Walter Niedermayr. Transformations
29 July - 17 October 2021
On 29 July 2021, in the main rooms of CAMERA, Walter Niedermayr. Transformations, a solo exhibition by Walter Niedermayr (Bolzano, 1952), opens to the public. Through a focus on a body of works created over the last twenty years of his career, the show explores the theme of changes in space.
Curated by Walter Guadagnini, with the collaboration of Claudio Composti and Giangavino Pazzola, the exhibition features the last twenty years of artistic research by one of the leading contemporary Italian photographers. Through the recurring themes of his work such as Alpine landscapes, architecture and the relationship between public and private spaces, the artist’s interest in investigating places not only from a geographical but also from a social point of view is highlighted. Although in continuity with the legacy of the Italian photographic tradition, which views the landscape as the key to interpreting society, Niedermayr’s visual research is significant in terms of its ability to reinterpret this subject and renew it from both a conceptual and a formal point of view. For the South Tyrolean photographer, physical space today cannot be approached with an exclusively documentary intention, but as the pivot of a transformative relationship between ecology, architecture and society. In some of the works in the Alpine Landschaften (Alpine Landscapes) series, for example, the presence of man in the depiction of the landscape is interpreted as a parameter for measuring the proportions of Alpine panoramas, and at the same time as a political yardstick for his intervention in the metamorphosis of the natural equilibrium. This topic is also underlined in works such as Portraits, where the snow cannons filmed during the summer season – and thus inactive – become ambiguous presences residing in the landscape.
With around fifty large-format works, often presented in the form of diptychs and triptychs and characterised by low-contrast and neutral tones, the exhibition tells us about the simultaneity of human and non-human activities that coexist and come to an uneasy balance, one in constant change, as the series Raumfolgen (Spazi Con/Sequenze) shows.
The exhibition also includes two previously unpublished diptychs created following a commission at the beginning of the year that allowed Niedermayr to take shots on the building site of Palazzo Turinetti in Turin, which will become the fourth venue of Intesa Sanpaolo’s Gallerie d’Italia. Due to open in early 2022, the museum will be dedicated mainly to photography and video art. The presence of these images once again reflects the collaboration between CAMERA and Intesa Sanpaolo – a Founding Member and Institutional Partner of CAMERA – through which the exhibition Nel mirino.
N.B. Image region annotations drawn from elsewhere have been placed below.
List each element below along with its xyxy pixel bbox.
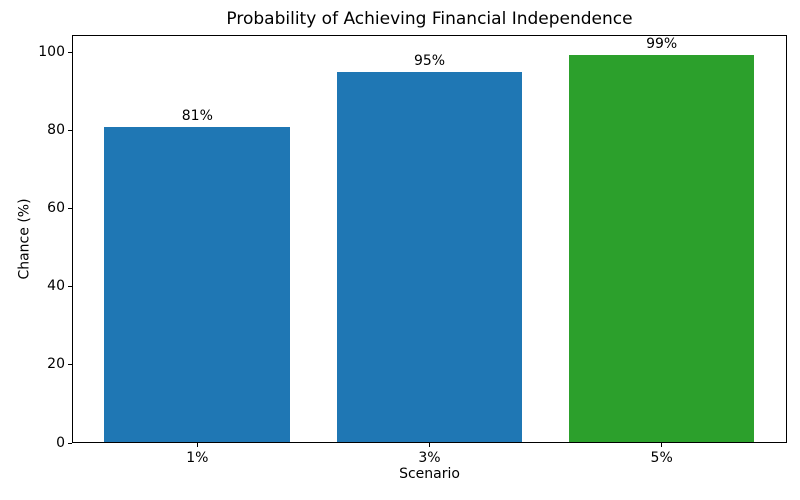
y-tick-mark xyxy=(68,442,72,444)
y-tick-label: 40 xyxy=(47,278,65,295)
y-tick-label: 60 xyxy=(47,200,65,217)
y-tick-mark xyxy=(68,130,72,132)
y-tick-mark xyxy=(68,52,72,54)
x-axis-label: Scenario xyxy=(399,466,460,482)
x-tick-mark xyxy=(661,443,663,447)
y-tick-label: 80 xyxy=(47,122,65,139)
bar-value-label: 99% xyxy=(646,35,678,52)
bar-5% xyxy=(568,54,755,442)
y-tick-label: 100 xyxy=(38,44,65,61)
y-tick-mark xyxy=(68,208,72,210)
x-tick-mark xyxy=(429,443,430,447)
bar-3% xyxy=(336,72,523,442)
bar-value-label: 81% xyxy=(181,107,213,124)
y-tick-label: 0 xyxy=(56,434,65,451)
bar-value-label: 95% xyxy=(413,53,446,70)
chart-title: Probability of Achieving Financial Indep… xyxy=(226,9,633,29)
bar-1% xyxy=(104,126,291,442)
x-tick-label: 5% xyxy=(650,450,673,466)
x-tick-mark xyxy=(196,443,198,447)
y-tick-mark xyxy=(68,286,72,288)
y-tick-mark xyxy=(68,364,72,366)
x-tick-label: 3% xyxy=(418,450,441,466)
x-tick-label: 1% xyxy=(186,450,209,466)
y-tick-label: 20 xyxy=(47,356,65,373)
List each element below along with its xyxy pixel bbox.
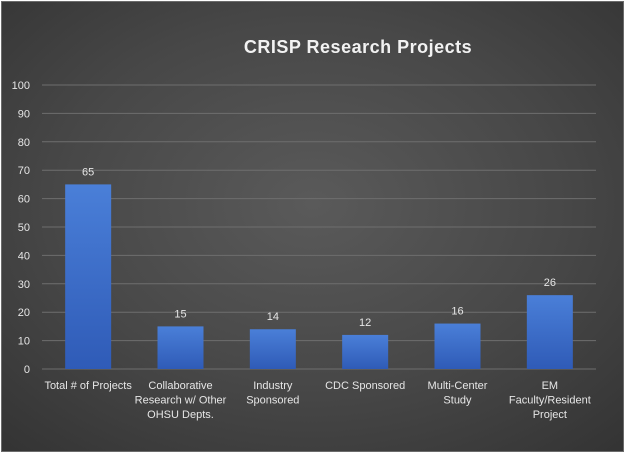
category-label: EM Faculty/Resident Project <box>509 380 591 421</box>
x-axis: Total # of Projects Collaborative Research… <box>44 380 590 421</box>
y-tick-label: 50 <box>18 222 30 234</box>
data-label: 65 <box>82 166 94 178</box>
data-label: 14 <box>267 311 279 323</box>
bar <box>65 184 112 369</box>
bar <box>249 329 296 369</box>
data-labels: 65 15 14 12 16 26 <box>82 166 556 329</box>
y-tick-label: 0 <box>24 364 30 376</box>
data-label: 12 <box>359 317 371 329</box>
bar <box>526 295 573 369</box>
y-tick-label: 70 <box>18 165 30 177</box>
bar <box>342 334 389 369</box>
category-label: CDC Sponsored <box>325 380 405 392</box>
y-tick-label: 40 <box>18 250 30 262</box>
category-label: Industry Sponsored <box>246 380 299 407</box>
y-tick-label: 60 <box>18 194 30 206</box>
bars <box>65 184 573 369</box>
y-tick-label: 10 <box>18 336 30 348</box>
data-label: 16 <box>451 306 463 318</box>
y-tick-label: 30 <box>18 279 30 291</box>
bar <box>434 323 481 369</box>
bar <box>157 326 204 369</box>
gridlines <box>42 84 596 370</box>
category-label: Multi-Center Study <box>428 380 488 407</box>
y-tick-label: 20 <box>18 307 30 319</box>
data-label: 15 <box>174 308 186 320</box>
data-label: 26 <box>544 277 556 289</box>
y-tick-label: 80 <box>18 137 30 149</box>
y-tick-label: 100 <box>12 80 30 92</box>
category-label: Total # of Projects <box>44 380 132 392</box>
y-axis: 0 10 20 30 40 50 60 70 80 90 100 <box>12 80 30 376</box>
y-tick-label: 90 <box>18 108 30 120</box>
category-label: Collaborative Research w/ Other OHSU Depts… <box>135 380 227 421</box>
chart-title: CRISP Research Projects <box>244 37 472 57</box>
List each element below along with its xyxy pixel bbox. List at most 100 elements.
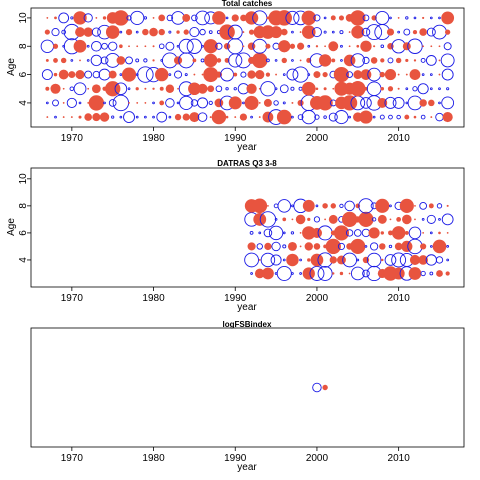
x-tick-label: 1970 xyxy=(61,453,84,464)
negative-residual-bubble xyxy=(285,10,300,25)
negative-residual-bubble xyxy=(112,94,130,112)
positive-residual-bubble xyxy=(289,43,296,49)
negative-residual-bubble xyxy=(366,252,382,268)
positive-residual-bubble xyxy=(330,15,336,21)
positive-residual-bubble xyxy=(262,111,274,123)
negative-residual-bubble xyxy=(440,53,455,68)
positive-residual-bubble xyxy=(44,29,50,35)
negative-residual-bubble xyxy=(51,28,60,37)
positive-residual-bubble xyxy=(409,69,421,80)
negative-residual-bubble xyxy=(384,96,397,109)
negative-residual-bubble xyxy=(250,272,253,275)
negative-residual-bubble xyxy=(101,42,108,50)
y-tick-label: 4 xyxy=(18,100,29,106)
negative-residual-bubble xyxy=(86,44,90,48)
negative-residual-bubble xyxy=(127,87,131,91)
panel-total-catches: Total catches 1970 1980 1990 2000 2010 4 6 8 10… xyxy=(6,0,465,153)
negative-residual-bubble xyxy=(438,87,441,91)
positive-residual-bubble xyxy=(408,267,422,280)
positive-residual-bubble xyxy=(404,114,410,120)
positive-residual-bubble xyxy=(83,27,93,37)
positive-residual-bubble xyxy=(297,99,304,106)
y-axis-label: Age xyxy=(6,218,17,236)
negative-residual-bubble xyxy=(54,115,57,119)
positive-residual-bubble xyxy=(413,115,417,119)
negative-residual-bubble xyxy=(317,265,333,281)
positive-residual-bubble xyxy=(380,58,385,63)
negative-residual-bubble xyxy=(260,252,276,268)
negative-residual-bubble xyxy=(228,53,243,68)
negative-residual-bubble xyxy=(270,254,282,266)
negative-residual-bubble xyxy=(298,86,303,91)
negative-residual-bubble xyxy=(130,10,145,25)
positive-residual-bubble xyxy=(91,84,101,94)
negative-residual-bubble xyxy=(360,97,372,109)
negative-residual-bubble xyxy=(405,101,409,105)
positive-residual-bubble xyxy=(350,10,366,26)
negative-residual-bubble xyxy=(41,69,53,81)
positive-residual-bubble xyxy=(315,87,319,91)
negative-residual-bubble xyxy=(184,73,188,77)
negative-residual-bubble xyxy=(168,115,172,119)
positive-residual-bubble xyxy=(438,45,441,48)
positive-residual-bubble xyxy=(333,66,350,83)
positive-residual-bubble xyxy=(430,116,433,118)
negative-residual-bubble xyxy=(166,14,174,22)
negative-residual-bubble xyxy=(291,115,294,119)
negative-residual-bubble xyxy=(403,28,411,36)
negative-residual-bubble xyxy=(441,68,454,81)
negative-residual-bubble xyxy=(339,30,344,35)
negative-residual-bubble xyxy=(119,73,123,76)
positive-residual-bubble xyxy=(301,10,317,26)
positive-residual-bubble xyxy=(342,95,358,111)
positive-residual-bubble xyxy=(176,30,180,34)
negative-residual-bubble xyxy=(312,382,322,393)
positive-residual-bubble xyxy=(395,57,402,64)
positive-residual-bubble xyxy=(311,227,323,238)
y-tick-label: 4 xyxy=(18,257,29,263)
negative-residual-bubble xyxy=(179,95,194,110)
negative-residual-bubble xyxy=(441,213,454,226)
negative-residual-bubble xyxy=(387,57,394,64)
positive-residual-bubble xyxy=(428,99,435,107)
negative-residual-bubble xyxy=(328,112,338,122)
positive-residual-bubble xyxy=(307,258,311,262)
negative-residual-bubble xyxy=(323,16,327,20)
negative-residual-bubble xyxy=(446,258,450,262)
negative-residual-bubble xyxy=(135,115,139,119)
negative-residual-bubble xyxy=(197,97,209,109)
positive-residual-bubble xyxy=(121,67,137,82)
positive-residual-bubble xyxy=(377,97,388,108)
negative-residual-bubble xyxy=(268,225,284,241)
positive-residual-bubble xyxy=(84,113,93,121)
positive-residual-bubble xyxy=(62,116,65,118)
positive-residual-bubble xyxy=(228,96,242,110)
positive-residual-bubble xyxy=(315,45,319,48)
negative-residual-bubble xyxy=(362,14,370,22)
positive-residual-bubble xyxy=(353,70,363,79)
negative-residual-bubble xyxy=(314,114,320,120)
positive-residual-bubble xyxy=(174,113,182,121)
negative-residual-bubble xyxy=(191,14,198,22)
negative-residual-bubble xyxy=(276,265,292,281)
positive-residual-bubble xyxy=(446,204,449,207)
negative-residual-bubble xyxy=(249,231,254,235)
negative-residual-bubble xyxy=(274,218,278,221)
negative-residual-bubble xyxy=(419,202,428,210)
positive-residual-bubble xyxy=(299,232,302,234)
positive-residual-bubble xyxy=(445,271,450,276)
positive-residual-bubble xyxy=(79,59,81,62)
y-axis-label: Age xyxy=(6,58,17,76)
negative-residual-bubble xyxy=(340,59,343,62)
positive-residual-bubble xyxy=(438,73,441,76)
negative-residual-bubble xyxy=(100,56,109,65)
negative-residual-bubble xyxy=(240,71,247,78)
y-tick-label: 6 xyxy=(18,71,29,77)
positive-residual-bubble xyxy=(75,70,85,80)
negative-residual-bubble xyxy=(242,101,245,105)
negative-residual-bubble xyxy=(73,82,87,96)
positive-residual-bubble xyxy=(317,95,333,111)
x-tick-label: 2000 xyxy=(306,453,329,464)
negative-residual-bubble xyxy=(256,243,263,250)
negative-residual-bubble xyxy=(98,68,111,81)
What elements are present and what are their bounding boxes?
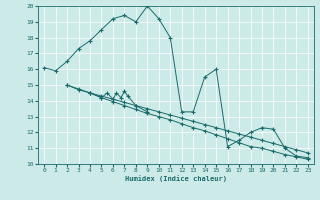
- X-axis label: Humidex (Indice chaleur): Humidex (Indice chaleur): [125, 175, 227, 182]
L’Italia e il mondo nell’Archivio Publifoto Intesa Sanpaolo 1939–1981 was held.
A catalogue published by Silvana Editoriale accompanies the exhibition.
The exhibition is organised in collaboration with the Ncontemporary gallery in Milan and with the support of Ediltecno Restauri, Building S.p.a., Sipal S.p.a, Pro-Tec Milano, GAe Engineering and BMS Progetti.
Walter Niedermayr
Walter Niedermayr (Bolzano, 1952) is a photographer and artist whose work has investigated the intense and ambiguous relationship between man and the environment since 1985. Since 1988, he has exhibited his photographic and video works in public institutions, museums and galleries. His work has been exhibited in prestigious institutions and cultural events including Fotografia Europea in Reggio Emilia (2018), Aut. Architektur und Tirol in Innsbruck (2017), Galéria Mesta Bratislavy in Bratislava (2015), Istituto Italiano di Cultura in Paris (2012), Fondazione Fotografia in Modena (2011), Museion in Bolzano (2004), Württembergischer Kunstverein in Stuttgart (2003), Centre pour l’image contemporaine in Geneva (2000), White Cube in London (1998), Vorarlberg Museum in Bregenz (1992) and numerous other public and private spaces. His latest series, conceived during the 2020 lockdown and commissioned by the Ministry of Culture, is on display at Palazzo Barberini in Rome. His works have also been presented in the past in group exhibitions, including those at MAST in Bologna (2017), MAXXI in Rome (2016), the Venice International Architecture Biennale (2014 and 2010), Fotomuseum in Winterthur (2013), the Museum of Contemporary Art in Tokyo and the Denver Art Museum (2011), Manifesta7 in Bolzano (2008), Centre Pompidou in Paris (2006), MART in Rovereto (2003) and many others. The artist’s works are to be found in numerous international collections, including MoMa in New York, Tate Modern in London, Centre Pompidou in Paris, MAXXI in Rome, MOCA in Los Angeles, Fondation Cartier in Paris and the Intesa Sanpaolo and UBS Art Collection. Between 2011 and 2014 he taught artistic photography at the Libera Università of Bolzano.